Potential stations would be at: Charlotte Gateway → Charlotte Airport → Gastonia → Spartanburg → Greenville → Anderson → Commerce → Suwanee → Doraville → Atlanta MMPT → Atlanta Airport.

- Alternative 3: Greenfield
The Greenfield alternative is a dedicated-use alternative primarily on new right-of-way. The estimated 267 mi route would have an estimated travel time of 2:06~2:44 hours, train speed between 125 mph to 220 mph, with 16-22 round trips per day. The route would have a capital expenditure cost at $6.2 billion to $8.4 billion, but would be competitive against both auto and air travel, when access and security clearance times are included.

Potential stations would be at: Charlotte Gateway → Charlotte Airport → South Gastonia → Greenville–Spartanburg Airport → Anderson → Athens → Suwanee → Doraville → Atlanta MMPT → Atlanta Airport.

All three options would be able to substitute the Suwanee and Doraville stations with ones in Lawrenceville and Tucker in Georgia, should CSX right of way be used for the final approach into Atlanta rather than the Norfolk Southern right of way that the former two cities are located on.

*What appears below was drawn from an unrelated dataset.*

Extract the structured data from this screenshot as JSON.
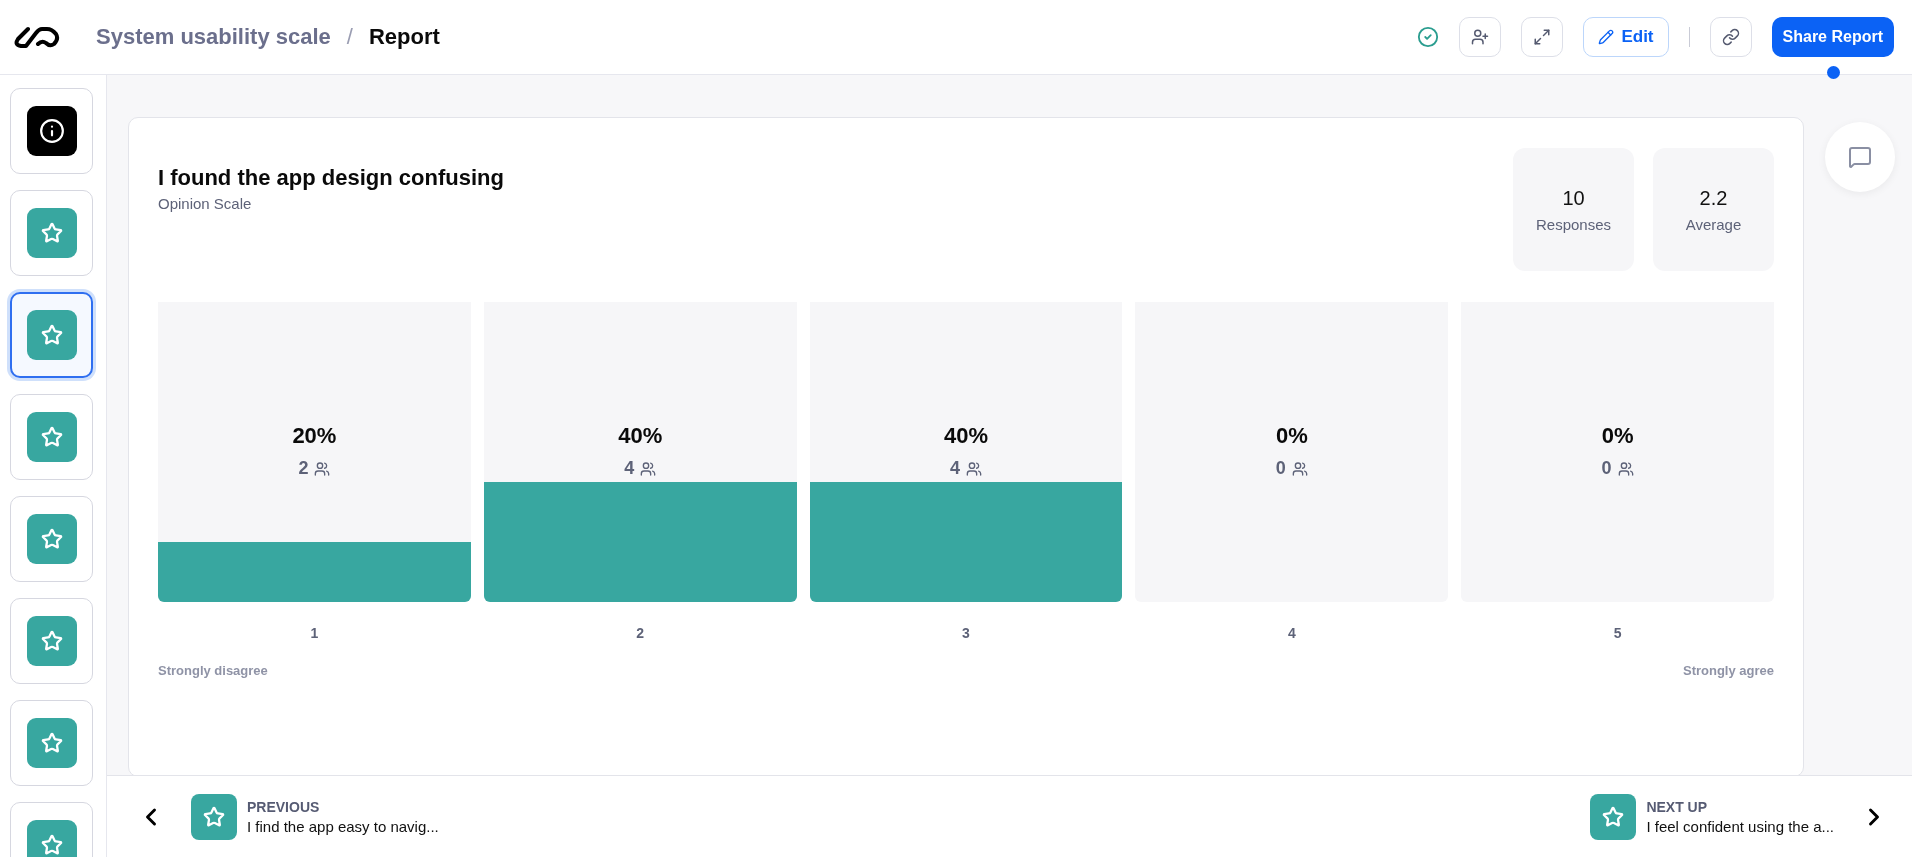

The Tier I EIS was completed in September 2019, and in June 2021 the FRA and GDOT published a record of decision that identified the Greenfield corridor as the preferred alternative. Determination of a specific alignment, station locations, and service levels was deferred to the Tier II EIS. In December 2023, the Greenfield corridor was selected as part of the FRA's Corridor Identification and Development Program. It was granted up to $500,000 toward engineering and feasibility studies and is prioritized for future federal funding.

===Atlanta and further south===
There are three routes out of Atlanta being considered for high/higher speed rail. In 2012, during the study for the Tier I EIS, two main alternatives for higher speed rail have been considered. The first alternative is called Shared Use with top speeds of 90 mph to 110 mph. The second alternative is called Hybrid High Performance with top speeds of 130 mph. There are also high-speed rail alternatives in the same study with top speeds of 180 mph to 220 mph or higher.

The three routes are:
- Atlanta – Macon – Jacksonville
- Atlanta – Chattanooga – Nashville – Louisville
- Atlanta – Birmingham

For the Louisville route, a feasibility study indicated that the high-speed trains for this link would be economically feasible. The stations along the route could include Cartersville and Dalton in Georgia; Chattanooga, Murfreesboro and Nashville in Tennessee; and Bowling Green and Elizabethtown in Kentucky. Although the Atlanta–Louisville high-speed rail link is not federally designated, the link will connect two federally designated corridors, SEHSR and Chicago Hub Network. The same route has been included in the US High Speed Rail Network of the US High Speed Rail Association, a non-profit advocacy group.

In June 2012, a feasibility study report presented to the State Transportation Board of Georgia indicated that a high-speed rail between Atlanta and Jacksonville would be economically feasible. Fares between Atlanta and Jacksonville would range between $119.41 and $152.24. The construction for that route would cost from $5 billion to $16 billion.

===Western Virginia===
Another proposed rail project, known as the Transdominion Express, would connect to SEHSR and extend from Richmond west to Lynchburg and from Washington, D.C. (Alexandria) south via an existing Virginia Railway Express route to Manassas, extending on south to Charlottesville, Lynchburg, Roanoke and Bristol on the Tennessee border.